On va commencer par les « idiots utiles », j'entends les cramés de la tête, qui, de par le monde, passent leurs frustrations de tous ordres sur des drapeaux et des ambassades, selon l'humeur. Idiots en général, utiles en particulier aux pouvoirs corrompus et dictatoriaux qui frustrent ces mêmes jeunes, et qui savent si bien détourner la rage légitime de leurs citoyens de ses causes réelles. C'est tellement plus simple de faire comprendre à un chômeur de vingt ans que tout est la faute des danois, des israéliens, de l'occident dégénéré, quand le pouvoir local, corrompu jusqu'à la moelle bloque tout espoir de développement, de justice sociale et de liberté. C'est tout juste une soupape pour ces régimes où quelques uns mangent du dollar à la sauce pétrolière tandis que la masse paupérisée se laisse draguer par l'islamisme radical. Et tous d'osciller dangereusement entre islamisme radical et nationalisme stupide. surtout, tout sauf répondre aux vraies demandes, sociales, celles-ci. Comment, en voyant cette rage déroutée, ne pas se souvenir de nos jeunes chômeurs à nous, nos prolos d'antan, qui se ruèrent vers le totalitarisme quand la colère les poussait hors de toute raison?

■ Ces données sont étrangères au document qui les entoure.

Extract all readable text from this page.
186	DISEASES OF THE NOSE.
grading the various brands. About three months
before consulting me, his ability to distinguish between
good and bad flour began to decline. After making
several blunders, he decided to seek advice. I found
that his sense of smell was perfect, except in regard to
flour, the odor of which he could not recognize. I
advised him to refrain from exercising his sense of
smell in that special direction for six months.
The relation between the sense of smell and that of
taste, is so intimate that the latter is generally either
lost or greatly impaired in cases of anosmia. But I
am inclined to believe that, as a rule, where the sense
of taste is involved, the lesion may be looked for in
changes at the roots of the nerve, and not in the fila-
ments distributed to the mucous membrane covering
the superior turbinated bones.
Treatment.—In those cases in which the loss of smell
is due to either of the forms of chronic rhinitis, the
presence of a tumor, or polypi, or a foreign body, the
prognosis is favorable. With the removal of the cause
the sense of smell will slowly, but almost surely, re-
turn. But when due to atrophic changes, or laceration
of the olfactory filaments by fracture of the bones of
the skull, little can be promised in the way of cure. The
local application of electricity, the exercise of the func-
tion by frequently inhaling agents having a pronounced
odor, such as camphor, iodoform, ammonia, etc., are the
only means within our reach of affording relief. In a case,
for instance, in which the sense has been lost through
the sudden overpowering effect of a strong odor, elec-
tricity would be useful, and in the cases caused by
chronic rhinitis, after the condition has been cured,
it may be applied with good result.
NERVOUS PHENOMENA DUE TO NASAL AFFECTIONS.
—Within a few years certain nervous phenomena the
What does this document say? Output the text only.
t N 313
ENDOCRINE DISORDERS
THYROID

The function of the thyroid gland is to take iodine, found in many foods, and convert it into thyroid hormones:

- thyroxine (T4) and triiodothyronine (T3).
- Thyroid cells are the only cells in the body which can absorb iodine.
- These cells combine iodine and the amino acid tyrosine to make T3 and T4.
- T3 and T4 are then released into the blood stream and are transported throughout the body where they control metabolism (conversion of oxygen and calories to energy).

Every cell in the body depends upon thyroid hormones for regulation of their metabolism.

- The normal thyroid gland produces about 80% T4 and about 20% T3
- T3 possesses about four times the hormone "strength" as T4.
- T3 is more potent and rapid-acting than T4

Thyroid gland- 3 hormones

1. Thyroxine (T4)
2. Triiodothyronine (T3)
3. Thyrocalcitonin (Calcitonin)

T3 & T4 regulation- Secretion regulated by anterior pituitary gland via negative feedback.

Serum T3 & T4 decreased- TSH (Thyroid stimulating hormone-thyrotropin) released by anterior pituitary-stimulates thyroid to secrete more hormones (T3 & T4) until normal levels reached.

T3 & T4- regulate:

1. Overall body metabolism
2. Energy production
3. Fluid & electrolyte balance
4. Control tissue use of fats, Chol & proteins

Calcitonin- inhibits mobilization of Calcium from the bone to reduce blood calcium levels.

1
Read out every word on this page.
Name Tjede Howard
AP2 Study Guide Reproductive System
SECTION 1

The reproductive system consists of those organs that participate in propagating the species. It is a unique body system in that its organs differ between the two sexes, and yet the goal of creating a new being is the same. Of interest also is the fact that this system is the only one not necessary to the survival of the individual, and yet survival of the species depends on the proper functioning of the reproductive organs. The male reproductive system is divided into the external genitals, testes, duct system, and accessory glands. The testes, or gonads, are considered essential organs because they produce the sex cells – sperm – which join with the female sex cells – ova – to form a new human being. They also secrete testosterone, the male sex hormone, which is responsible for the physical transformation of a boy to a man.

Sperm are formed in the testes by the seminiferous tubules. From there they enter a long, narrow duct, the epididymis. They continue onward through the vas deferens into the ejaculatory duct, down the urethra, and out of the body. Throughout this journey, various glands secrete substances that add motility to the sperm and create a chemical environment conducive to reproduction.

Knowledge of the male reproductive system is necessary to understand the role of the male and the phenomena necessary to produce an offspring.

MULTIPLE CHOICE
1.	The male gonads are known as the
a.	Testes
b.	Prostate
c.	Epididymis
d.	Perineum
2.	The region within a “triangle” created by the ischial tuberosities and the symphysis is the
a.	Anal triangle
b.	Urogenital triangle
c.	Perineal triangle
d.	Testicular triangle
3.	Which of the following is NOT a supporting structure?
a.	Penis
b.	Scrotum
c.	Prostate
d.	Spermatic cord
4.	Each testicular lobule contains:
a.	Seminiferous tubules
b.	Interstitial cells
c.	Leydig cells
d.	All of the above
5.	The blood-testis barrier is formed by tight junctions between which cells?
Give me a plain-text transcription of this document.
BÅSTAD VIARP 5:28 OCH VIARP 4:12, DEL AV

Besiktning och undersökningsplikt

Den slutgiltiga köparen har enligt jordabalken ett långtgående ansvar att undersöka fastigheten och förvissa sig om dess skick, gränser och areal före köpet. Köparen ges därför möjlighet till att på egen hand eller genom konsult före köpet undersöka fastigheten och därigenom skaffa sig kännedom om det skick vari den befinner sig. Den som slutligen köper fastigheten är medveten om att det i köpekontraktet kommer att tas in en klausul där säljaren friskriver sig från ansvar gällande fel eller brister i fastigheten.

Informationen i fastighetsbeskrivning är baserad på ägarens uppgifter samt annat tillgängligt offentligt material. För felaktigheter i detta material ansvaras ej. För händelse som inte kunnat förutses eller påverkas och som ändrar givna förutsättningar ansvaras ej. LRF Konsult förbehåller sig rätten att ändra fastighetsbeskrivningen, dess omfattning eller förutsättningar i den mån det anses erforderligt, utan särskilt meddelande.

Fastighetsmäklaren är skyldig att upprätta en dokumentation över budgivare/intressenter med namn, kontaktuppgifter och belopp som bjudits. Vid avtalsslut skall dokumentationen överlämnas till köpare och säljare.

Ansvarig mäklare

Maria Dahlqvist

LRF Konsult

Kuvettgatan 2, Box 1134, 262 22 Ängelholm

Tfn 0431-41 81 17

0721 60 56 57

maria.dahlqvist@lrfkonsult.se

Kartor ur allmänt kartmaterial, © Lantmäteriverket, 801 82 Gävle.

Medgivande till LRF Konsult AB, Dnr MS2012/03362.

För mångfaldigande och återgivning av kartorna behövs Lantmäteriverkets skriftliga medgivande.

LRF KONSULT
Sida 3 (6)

Place à la deuxième catégorie, nettement plus présentable, de bonne famille et tout et tout. Elle se trouve partout où l'on préfère l'ordre à la liberté, entendez dans les corps religieux, mais aussi chez les conservateurs, exotiques où bien de chez nous, nos communautaristes de tous poils, réacs et bien nourris. Des cathos au Royaume-Uni, de Washington au CFCM, de vieux messieurs nous expliquent que c'est pas bien de trop l'ouvrir, qu'on risque de choquer. L'internationale des réacs aux abois pour sauver la façade, pour la paix des (ménages-) communautés. Et d'oublier que la liberté d'expression s'est réalisée aussi chez nous au prix parfois du scandale, parfois d'un goût douteux, parfois jusque devant les tribunaux. Les dessins anti-cléricaux du temps jadis n'ont rien à envier aux mauvaises caricatures d'aujourd'hui en termes de violence. Mais c'est au nom des libertés qu'on les défendait déjà alors pied à pied contre les obscurantistes, ceux là même qui très officiellement préféreront l'ordre et le bruit de bottes à la justice sociale et à la liberté. La boucle est bouclée.
Crétins juvéniles et fascisants, Séniles gardiens de temples obscurs: les siècles bégayeraient-ils?